Experienced property consultant Robert McDowall reflects on the Scottish Government’s Regeneration Discussion Paper and offers his take on the prospects for future physical regeneration activity.

Having attended the launch of the ‘paper’ and now having had the opportunity to read its content, the first think I would have to say is that any debate on regeneration is welcomed. It is perhaps some time since the last platform was raised on this important topic, but this time around the overwhelming issue is the state of the economy across a whole range of factors.

The state of play

Regeneration normally stems from two important aspects: the underlying property market (influenced mainly by the economy) and funding availability within the public sector.

Of course, it has not always been the case that public sector ‘pumppriming’ monies have been needed. These occasions have normally been driven by the strength of the property market, which in turn has been reflected in the relative underlying strength of the economy in the past.

The paper has a balanced focus between local and wider regeneration. It faces up to the fact that ‘traditional models of regeneration are now fractured’. It reflects upon the current ‘era of constrained budgets’ and mentions ‘consideration of new and sustainable ways of funding physical regeneration’.

Tell us something we don’t already know, I hear you say!

Well that’s part of the problem, I say!

We all know that the banks have been playing things very tight in recent years and that will likely continue. We know that public sector finances are stretched and in some cases already leveraged. We know that the URCs still need public support.

We know that publicly sponsored and appropriately partnered special purpose vehicles are finding things difficult. We know that rail proposals linking city centres and airports in both the
east and west have been mothballed. We know that trams in the east have more than enough problems to be getting on with and finally, we know that the Commonwealth Games in 2014 is the most important single focus project that we have.

Realistic prospects

So where does this leave us, we all say?

The private sector will be very selective in where it invests. It is now less reliant on public sector funding, because it knows there is very little around and therefore the more marginal schemes will not make it through the corporate decision making process. This means that fewer projects will come forward; we have all seen that pattern in recent years.
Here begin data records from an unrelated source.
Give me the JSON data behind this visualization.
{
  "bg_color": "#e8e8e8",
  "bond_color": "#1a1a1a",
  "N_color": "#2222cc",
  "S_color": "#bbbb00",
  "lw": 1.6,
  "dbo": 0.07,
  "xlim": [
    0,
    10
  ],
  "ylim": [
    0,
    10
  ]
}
Location will continue to be key, whether that is in housing, retail/commercial or mixed use developments. We see this currently in new housing starts, extensions to retail shopping, food store expansion etc.

Development activity is restricted to certain key locations where in housing terms there is a market for affordable family housing. In other sectors, the drivers are either footfall and/or destination-led development and this is only happening in certain areas. Timescales will continue to be stretched in the expectation that there are better times ahead.

Re-shape or prepare to wait

So, times are tough and money is tight – in such circumstances property development tends to be selective. The question for us involved in regeneration is – is there a major development coming to a place near you?

If the answer is yes – you will see and be engaged in regeneration activities which will involve a re-shaping of previous Masterplans to take account of the current and likely emerging marketplace.

If no – you will likely see previous Masterplans continuing to gather dust on the shelves as you wait for a significant hike in the marketplace and/or a return to public sector pump-priming (both unlikely in the foreseeable future).